Five minutes later she walked down the stairs to find Nina waiting for her. ‘Signor Luc is in the small dining room, signora,’ she said. ‘I will show you the way.’
He was sitting at a round dining table idly pinching prawns from a steaming bowl of pasta while he waited for her to arrive. Another red hibiscus flower stood in a tiny white vase in the centre of the table and the candlelight came from several sources, flickering across the white tablecloth and against fine crystal wineglasses and his lean dark face.
He came to his feet when he saw her hovering in the doorway, his golden eyes shadowing over as he scanned them down the short dusky mauve empire-line dress she’d decided to wear. Nerve-ends fluttered in response to his sombre scrutiny, and Lizzy hated the self-conscious bloom she felt warm her cheeks.
It didn’t help that everything about him was so sense-crushingly elegant. Somehow in the last five minutes he’d managed to change into a white shirt left open at his throat and a pair of black silk trousers that accentuated the powerful length of his legs.
‘Pre-planning,’ he said, using her word from earlier with a dry cut to his voice.
‘I wish you would stop reading my mind,’ Lizzy complained as she walked forward.
‘Your face is—expressive.’
Oh, I really needed to know that, Lizzy thought helplessly and muttered a husky thanks when he politely held her chair for her.
‘I know you are probably not hungry,’ he said in a lighter voice as he returned to his own seat. ‘But try to eat some of this for Nina’s sake. I think she’s confused enough about what’s going on between us, without us offending her by rejecting her food.’
Lizzy nodded. She had seen the anxious expression on the housekeeper’s face when she’d come down the stairs. For a honeymoon couple supposedly so wildly in love with each other they’d been willing to take on the censure of the world just to be together, the way they were behaving had to look strange.
So, on a deep breath that pulled in a bit shaky, she reached out for the bowl of pasta and spooned a few helpings onto his plate, then did the same for her own. Luc produced a bottle of champagne from an ice bucket set by his chair and popped the cork.

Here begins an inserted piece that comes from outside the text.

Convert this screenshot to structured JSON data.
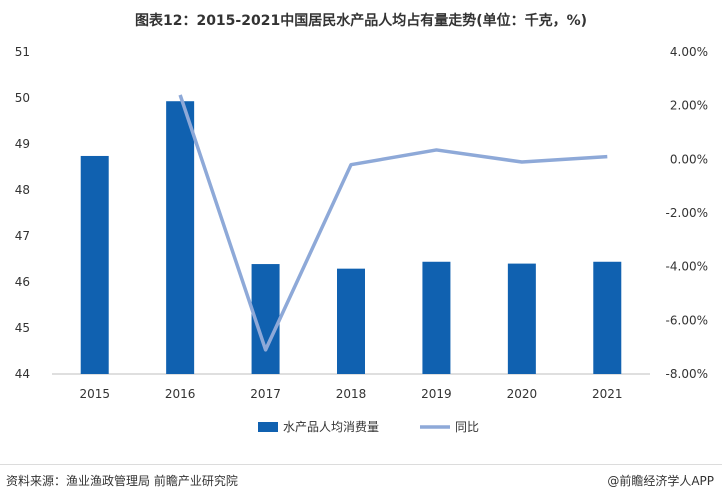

‘More pre-planning?’ Lizzy mocked.
He just sent her a brief smile as he poured frothing foam into two crystal flutes. ‘You don’t touch this until you have eaten some pasta,’ he instructed.
Lizzy uttered a small laugh. ‘You sound like my father.’

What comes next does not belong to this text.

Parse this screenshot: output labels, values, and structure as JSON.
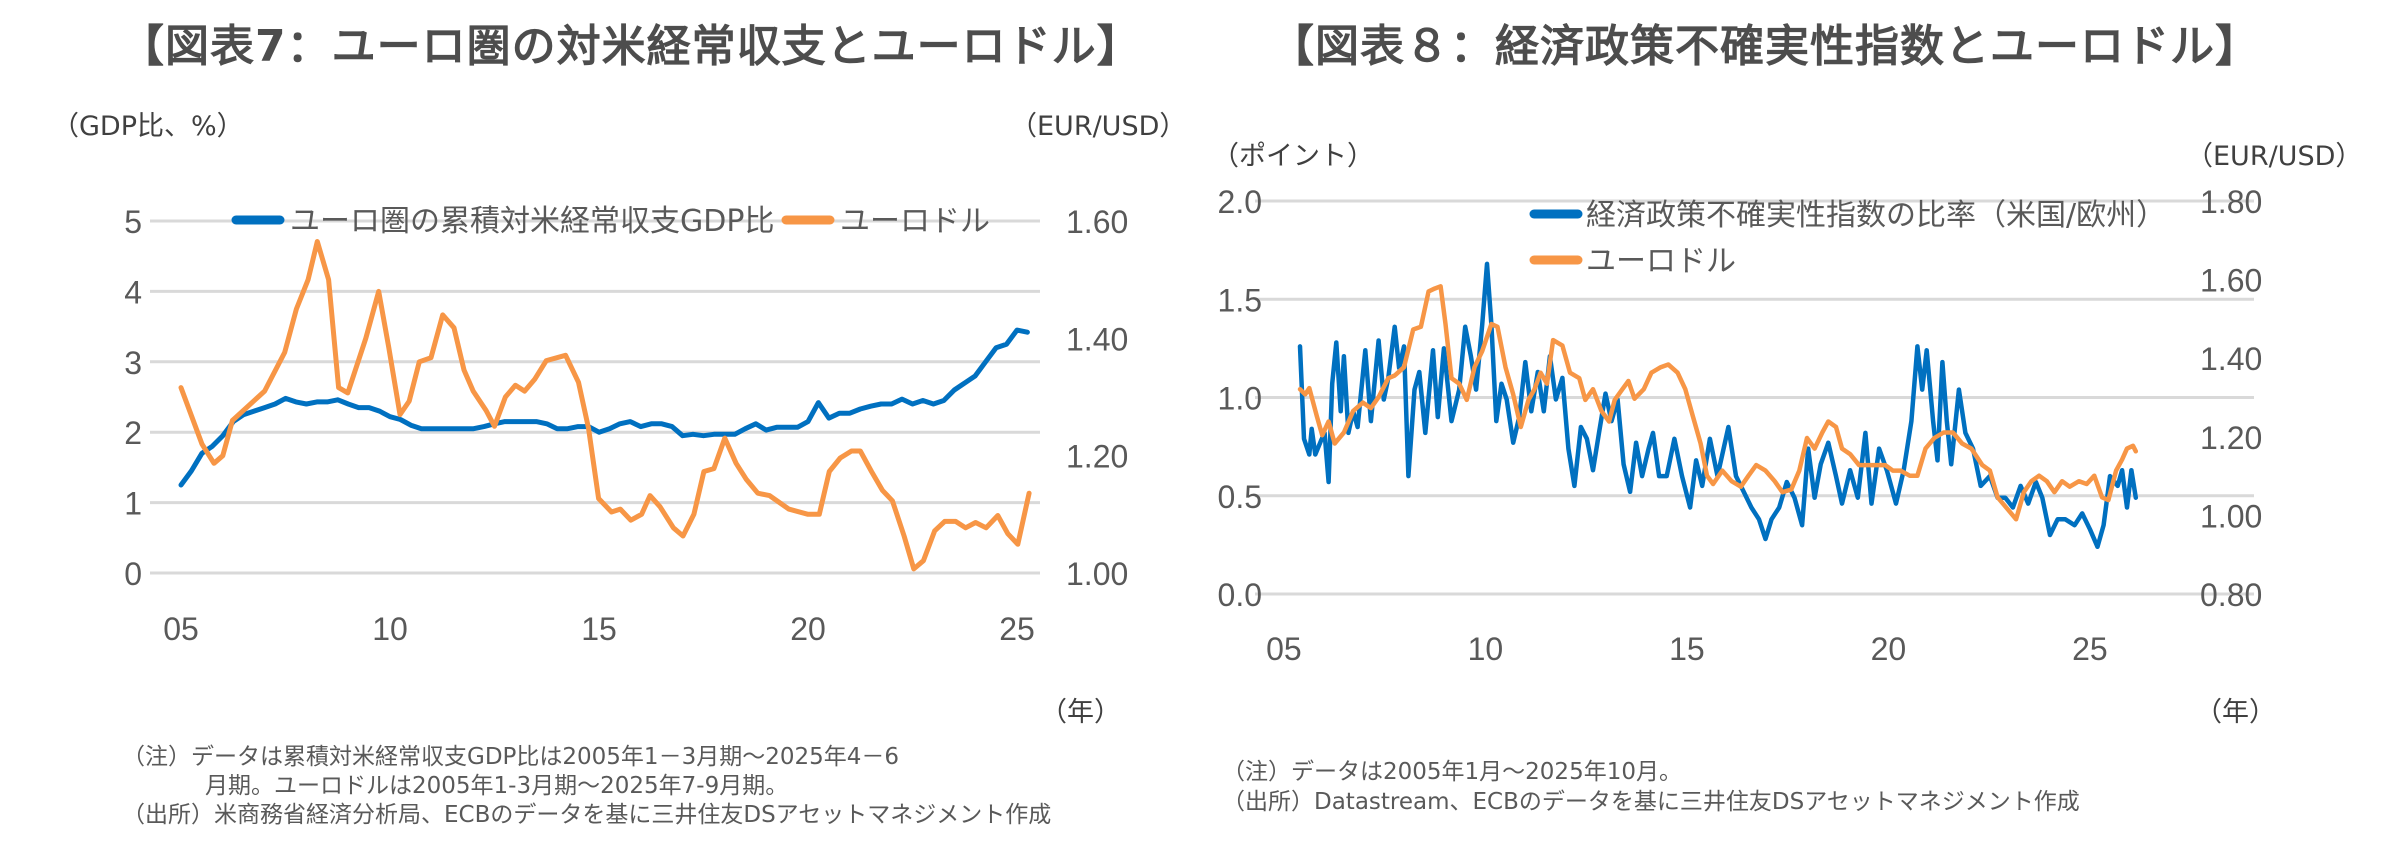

He stiffened. ‘That was not my intention.’
Staring at the carved lines on his face, she realised that she’d touched that raw nerve again in this man with nerves made of steel.

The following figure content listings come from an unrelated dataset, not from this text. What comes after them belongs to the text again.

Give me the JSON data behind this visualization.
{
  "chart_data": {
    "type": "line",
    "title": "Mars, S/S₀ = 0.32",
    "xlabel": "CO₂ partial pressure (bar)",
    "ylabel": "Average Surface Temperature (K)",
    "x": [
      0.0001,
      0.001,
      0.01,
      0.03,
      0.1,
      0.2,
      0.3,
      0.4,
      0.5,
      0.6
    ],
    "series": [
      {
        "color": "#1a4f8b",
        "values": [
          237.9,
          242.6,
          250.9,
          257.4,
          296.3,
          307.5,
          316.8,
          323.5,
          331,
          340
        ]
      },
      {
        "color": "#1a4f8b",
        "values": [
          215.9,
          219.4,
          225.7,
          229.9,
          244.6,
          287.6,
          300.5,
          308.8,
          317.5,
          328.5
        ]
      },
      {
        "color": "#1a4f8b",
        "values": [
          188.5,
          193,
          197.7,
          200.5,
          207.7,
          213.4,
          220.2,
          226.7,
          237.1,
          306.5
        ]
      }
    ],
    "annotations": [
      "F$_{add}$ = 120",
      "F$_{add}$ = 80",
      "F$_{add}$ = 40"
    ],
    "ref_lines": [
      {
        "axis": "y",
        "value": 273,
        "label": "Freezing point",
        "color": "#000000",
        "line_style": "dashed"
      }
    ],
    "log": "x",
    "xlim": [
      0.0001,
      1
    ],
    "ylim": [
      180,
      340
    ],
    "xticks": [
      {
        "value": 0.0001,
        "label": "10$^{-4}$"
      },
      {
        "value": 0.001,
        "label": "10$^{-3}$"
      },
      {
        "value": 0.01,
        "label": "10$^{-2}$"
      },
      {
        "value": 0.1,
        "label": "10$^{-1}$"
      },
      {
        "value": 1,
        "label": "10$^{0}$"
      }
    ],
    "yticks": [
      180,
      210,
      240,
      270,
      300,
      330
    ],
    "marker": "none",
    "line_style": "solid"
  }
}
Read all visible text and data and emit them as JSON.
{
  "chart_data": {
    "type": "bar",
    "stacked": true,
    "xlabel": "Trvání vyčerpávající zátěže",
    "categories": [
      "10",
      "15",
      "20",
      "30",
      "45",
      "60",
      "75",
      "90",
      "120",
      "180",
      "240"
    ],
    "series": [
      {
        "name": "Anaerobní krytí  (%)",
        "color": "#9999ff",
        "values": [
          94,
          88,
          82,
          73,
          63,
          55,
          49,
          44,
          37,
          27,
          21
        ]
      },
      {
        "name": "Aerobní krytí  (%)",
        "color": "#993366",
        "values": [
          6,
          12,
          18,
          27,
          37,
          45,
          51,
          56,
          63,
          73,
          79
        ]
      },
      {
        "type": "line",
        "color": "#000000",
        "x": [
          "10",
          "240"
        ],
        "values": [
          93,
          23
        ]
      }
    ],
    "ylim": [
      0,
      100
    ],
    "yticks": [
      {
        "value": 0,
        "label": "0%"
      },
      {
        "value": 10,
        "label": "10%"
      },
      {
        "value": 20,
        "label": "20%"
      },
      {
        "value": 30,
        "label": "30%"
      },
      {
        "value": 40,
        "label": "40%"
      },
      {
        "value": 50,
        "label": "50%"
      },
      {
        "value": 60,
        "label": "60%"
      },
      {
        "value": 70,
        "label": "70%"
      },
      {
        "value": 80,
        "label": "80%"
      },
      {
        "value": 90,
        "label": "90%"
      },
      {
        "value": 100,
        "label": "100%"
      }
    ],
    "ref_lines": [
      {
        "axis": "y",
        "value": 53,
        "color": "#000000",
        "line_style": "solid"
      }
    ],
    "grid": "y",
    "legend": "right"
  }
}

He didn’t like to be compared with her father, she realized. It offended him. Nor did he always recognise a tease.
And he didn’t like virgins.
The supper continued in near silence after that, his withdrawal from the sparring arena as obvious as the stern expression he wore on his face. And Lizzy had killed her own chances of managing light conversation when she’d let herself remember what was supposed to come next.
Her main problem being—she didn’t know what came next. She’d known on the flight over here. For the whole week before the flight over here she’d known exactly what was going to come next because Luc had spelt it out to her in cool, precise language.
Marriage, sex, babies—little De Santis cubs.
‘It’s late.’ She stood up, with no idea why she picked that precise moment to throw in the keeping-up-appearances towel. ‘I think I’ll—go to bed.’
She didn’t look at him, but she could feel his eyes on her, feel his sombre mood. And he didn’t say anything, just sat there lounging in his seat twisting a champagne flute between his fingers as he watched her make her retreat.
The pale blue curtains had been drawn across the window and the intimate table for two had been cleared. The bed had been turned down and the lights in the room had been reduced to a misty glow either side of the bed. As she stared at the bed Lizzy hugged herself and shivered as if she were standing in the coldest place on earth.
Slipping out of her clothes and into the smoothest white silk nightdress she’d ever run her fingers over, she tugged pins out of her hair until her scalp stung with the angry, frustrated violence she used.